A few minutes later I was on the Hill, for the horse I had chosen was a fast one; and I was just turning into our street when I was passed by Mr. Arthur’s grey mare and cutter. This made me pull up for a minute, for I hadn’t expected this; but on looking ahead and seeing Miss Cumberland peering from our own gateway, I drove quickly on and took her up.

I was not so much astonished as you would think, to be ordered to follow fast after the mare and cutter, and to stop where it stopped. That was all she wanted—to follow that cutter, and to stop where it stopped. Well, it stopped at the club-house; and when she saw it turn in there, I heard her give a little gasp.

“Wait,” she whispered. “Wait till she has had time to get out and go in; then drive in, too, and help me to find my way into the building after her.”

And then I knew it was Miss Carmel we had been following. Before, I thought it was Mr. Arthur.

Presently, she pulled me by the sleeve. “I heard the door shut,” said she—and I was a little frightened at her voice, but I was full of my importance, and went on doing just as she bade me. Driving in after the cutter, I drew up into the shadows where the grey mare was hid, and then, reaching out my hand to Miss Cumberland, I helped her out, and went with her as far as the door. “You may go back now,” said she. “If I survive the night, I shall never forget this service, my good Zadok.” And I saw her lift her hand to the door, then fall back white and trembling in the moonlight. “I can’t,” she whispered, over and over; “I can’t—I can’t.”

“Shall I knock?” I asked.

“No, no,” she whispered back. “I want to go in quietly; let’s see if there’s no other way. Run about the house, Zadok; I will submit to any humiliation; only find me some entrance other than this.” She was shaking so and her face looked so ghastly in the moonlight that I was afraid to leave her; but she made me a gesture of such command that I ran quickly down the steps, and so round the house till I came to a shed over the top of which I saw a window partly open.

Could I get her up on to the shed? I thought I could, and went hurrying back to the big entrance where I had left her. She was still there, shivering with the cold, but just as determined as ever. “Come,” I whispered; “I have found a way.”

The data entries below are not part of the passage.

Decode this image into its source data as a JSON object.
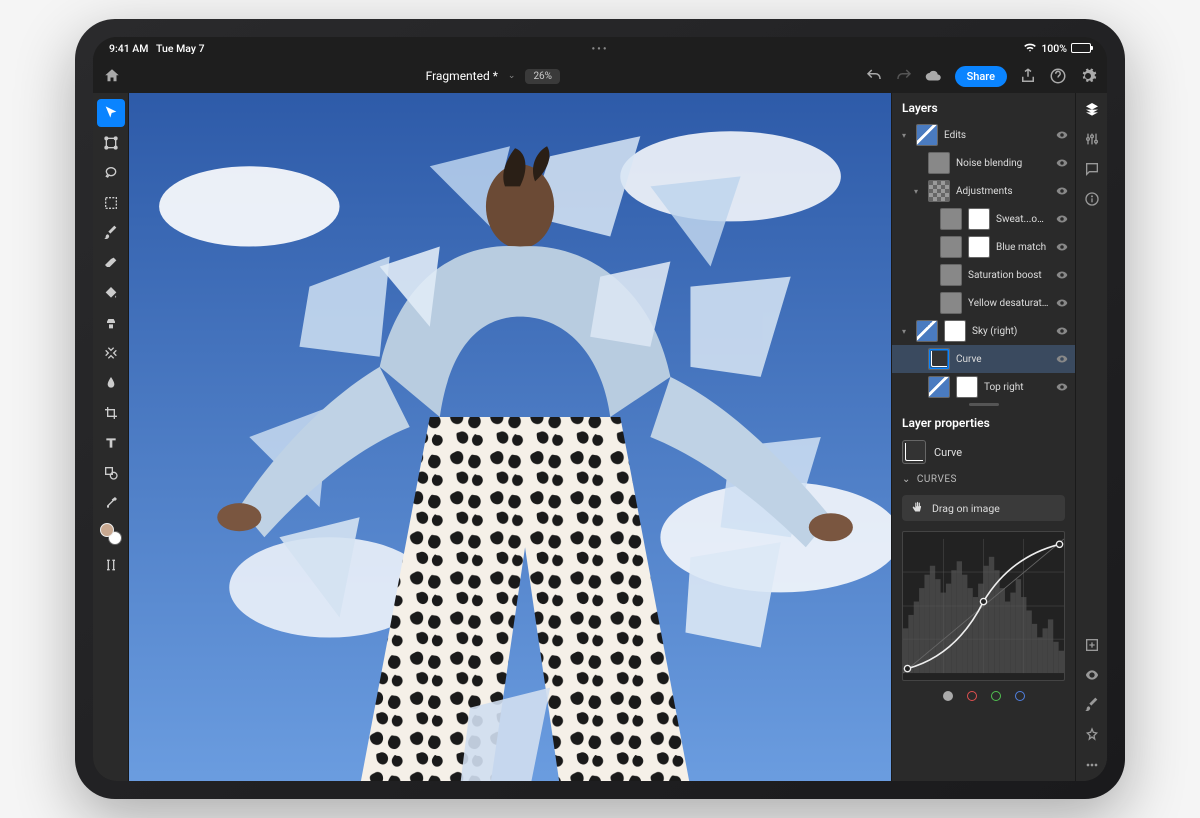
{
  "status": {
    "time": "9:41 AM",
    "date": "Tue May 7",
    "battery": "100%"
  },
  "topbar": {
    "title": "Fragmented *",
    "zoom": "26%",
    "share": "Share"
  },
  "layers_panel": {
    "title": "Layers",
    "items": [
      {
        "name": "Edits",
        "indent": 0,
        "expanded": true,
        "thumb": "sky"
      },
      {
        "name": "Noise blending",
        "indent": 1,
        "thumb": "adj"
      },
      {
        "name": "Adjustments",
        "indent": 1,
        "expanded": true,
        "thumb": "checker"
      },
      {
        "name": "Sweat...ooster",
        "indent": 2,
        "thumb": "adj",
        "mask": true
      },
      {
        "name": "Blue match",
        "indent": 2,
        "thumb": "adj",
        "mask": true
      },
      {
        "name": "Saturation boost",
        "indent": 2,
        "thumb": "adj"
      },
      {
        "name": "Yellow desaturation",
        "indent": 2,
        "thumb": "adj"
      },
      {
        "name": "Sky (right)",
        "indent": 0,
        "expanded": true,
        "thumb": "sky",
        "mask": true
      },
      {
        "name": "Curve",
        "indent": 1,
        "thumb": "curve",
        "selected": true
      },
      {
        "name": "Top right",
        "indent": 1,
        "thumb": "sky",
        "mask": true
      }
    ]
  },
  "properties": {
    "title": "Layer properties",
    "layer_name": "Curve",
    "section": "CURVES",
    "drag_label": "Drag on image"
  }
}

She gave me her hand and I led her around to the shed. She was like a snow woman and her touch was ice itself. “Wait till I get a box or board or something,” I said. Hunting about, I found a box leaning against the kitchen side, and, bringing it, I helped her up and soon had her on a level with the window.

As she made her way in, she turned and whispered to me: “Go back now. Carmel has a horse, and will see me home. You have served me well, Zadok.”